The Horizon Theatre’s latest stage production features a trio of seasoned Atlanta-area thespians right at home in their collective wheelhouse.

Marcus Gardley’s “every tongue confess” runs Friday through Aug. 25. The critically acclaimed project is bolstered by a dynamic cast featuring Brookhaven’s Victor Love, Sandy Springs’ Brian Kurlander and Buckhead’s Deborah Bowman.

Director Thomas W. Jones II called the work a “highly theatrical rollercoaster ride that is both provocative and redemptive.”

“People will be healed by this play,” he added.

“every tongue confess” is billed as a fantastical whodunit uncovering the culprit behind a string of summertime church fires in a small Alabama town. The play’s creative brain trust consider it an avenue for bringing to light conflicts around race, faith and family.

The Neighbor Newspapers caught up with Love and Kurlander, among the actors charged with breathing life into the work, a week before opening night.

NN: What attracted you to your respective roles?

Love: “I read the script and immediately knew I had to do the role of Blacksmith. I felt all the longing an actor feels when he hears the voice of a character that resonates with his own inner voice so strongly …”

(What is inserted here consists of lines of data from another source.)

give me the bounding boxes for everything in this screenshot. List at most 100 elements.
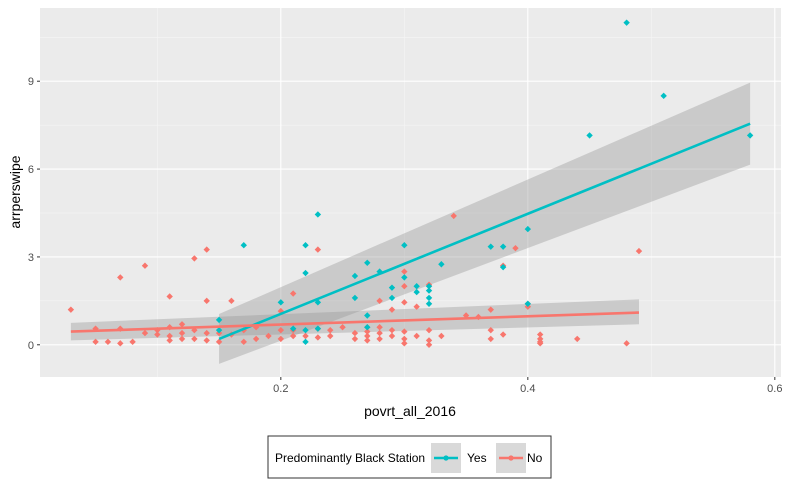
data-points [67,19,754,348]
data-point-yes [302,338,309,346]
data-point-yes [623,19,630,26]
confidence-band-no [70,299,639,341]
data-point-no [401,283,408,290]
data-point-yes [425,287,433,294]
data-point-no [191,255,198,262]
data-point-no [536,340,544,347]
data-point-yes [413,288,420,296]
data-point-yes [499,243,507,250]
data-point-no [327,332,334,340]
data-point-no [104,338,112,346]
data-point-yes [425,283,433,290]
data-point-yes [351,294,359,302]
data-point-no [499,331,507,338]
data-point-no [339,324,346,331]
plot-panel [40,8,781,377]
legend: Predominantly Black Station Yes No [267,435,552,479]
data-point-yes [746,132,754,139]
data-point-no [388,306,396,313]
data-point-yes [215,326,223,334]
data-point-no [425,326,433,334]
data-point-no [240,338,247,346]
data-point-no [388,326,396,334]
data-point-yes [425,300,433,307]
data-point-no [401,299,408,306]
data-point-yes [487,243,494,250]
x-tick-label: 0.6 [767,383,782,395]
data-point-no [129,338,136,346]
data-point-yes [524,225,532,233]
x-tick-label: 0.2 [273,383,288,395]
data-point-no [376,297,383,305]
data-point-no [215,338,223,346]
data-point-yes [401,274,408,281]
fit-line-yes [218,122,751,341]
data-point-no [438,332,445,340]
data-point-no [635,247,643,255]
data-point-no [166,332,173,340]
data-point-yes [413,283,420,290]
data-point-yes [586,132,593,139]
y-tick-label: 9 [28,76,34,88]
data-point-no [191,335,198,343]
data-point-no [413,303,420,310]
data-point-yes [277,299,285,306]
data-point-yes [302,242,309,249]
data-point-no [327,326,334,334]
data-point-no [265,332,272,340]
data-point-no [401,268,408,275]
data-point-no [141,329,149,337]
data-point-yes [388,284,396,291]
data-point-no [512,244,519,252]
data-point-no [117,274,124,281]
fit-lines [70,122,751,341]
data-point-yes [314,211,322,218]
data-point-no [425,341,433,348]
data-point-no [574,335,581,343]
data-point-no [376,329,383,337]
data-point-yes [302,269,309,277]
data-point-no [277,335,285,343]
data-point-no [178,329,186,337]
legend-point-yes [443,455,449,461]
data-point-no [67,306,75,313]
data-point-yes [240,242,247,249]
x-axis-title: povrt_all_2016 [364,403,456,419]
fit-line-no [70,311,640,333]
data-point-yes [364,324,371,331]
data-point-no [228,297,235,305]
data-point-no [154,331,161,338]
data-point-no [376,324,383,331]
data-point-no [289,290,297,297]
data-point-no [178,321,186,328]
data-point-no [623,340,630,347]
data-point-no [252,335,260,343]
data-point-no [376,335,383,343]
data-point-yes [215,316,223,324]
legend-label-yes: Yes [467,451,487,465]
data-point-no [92,338,99,346]
confidence-bands [70,82,751,364]
data-point-no [536,331,544,338]
data-point-no [388,332,396,340]
data-point-no [351,329,359,337]
data-point-no [364,332,371,340]
data-point-no [401,340,408,347]
data-point-no [166,337,173,344]
data-point-yes [524,300,532,307]
data-point-no [364,328,371,335]
data-point-yes [364,259,371,266]
axes: 0.2 0.4 0.6 0 3 6 9 [28,76,783,395]
data-point-no [203,329,210,337]
data-point-no [203,297,210,305]
data-point-no [302,332,309,340]
y-tick-label: 3 [28,252,34,264]
data-point-yes [388,294,396,302]
data-point-no [425,337,433,344]
data-point-no [351,335,359,343]
data-point-no [141,262,149,269]
confidence-band-yes [219,82,751,364]
data-point-no [314,246,322,253]
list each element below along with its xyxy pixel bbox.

Kurlander: “Stoker is a very complex character. At face value you take one look at him and you think: ‘Oh yeah, I know this person.

“But when you start diving deeper into the story, what you learn is that no one is really what they seem.”

NN: What can audiences take away from this stage production?

Kurlander: “I think audiences will leave with sore cheeks from smiling and laughing a whole lot.

“But they will also leave asking themselves some fundamental questions about how they love, how they judge and how they forgive.”

NN: What are your thoughts on the state of Atlanta theatre and the larger arts scene?

Love: “Theater in Atlanta is vibrant, alive and powerful. Issues that are not commercially viable for the New York stage or film, but which are part of our Southern metropolis, are done here.

“I own EVOLV Atlanta Acting and I try to bring some of what every theater community needs … trained professional actors who can meet the demands of such a demanding theater scene.”

“Theater here needs more funding; there is money, but it is not distributed in a way that allows the smaller theaters to pay actors a wage that allows us to live and work in the same way that, say, Chicago or Seattle does.”

Love can next be seen portraying the titular character in “Othello” at the Atlanta Shakespeare Tavern in October.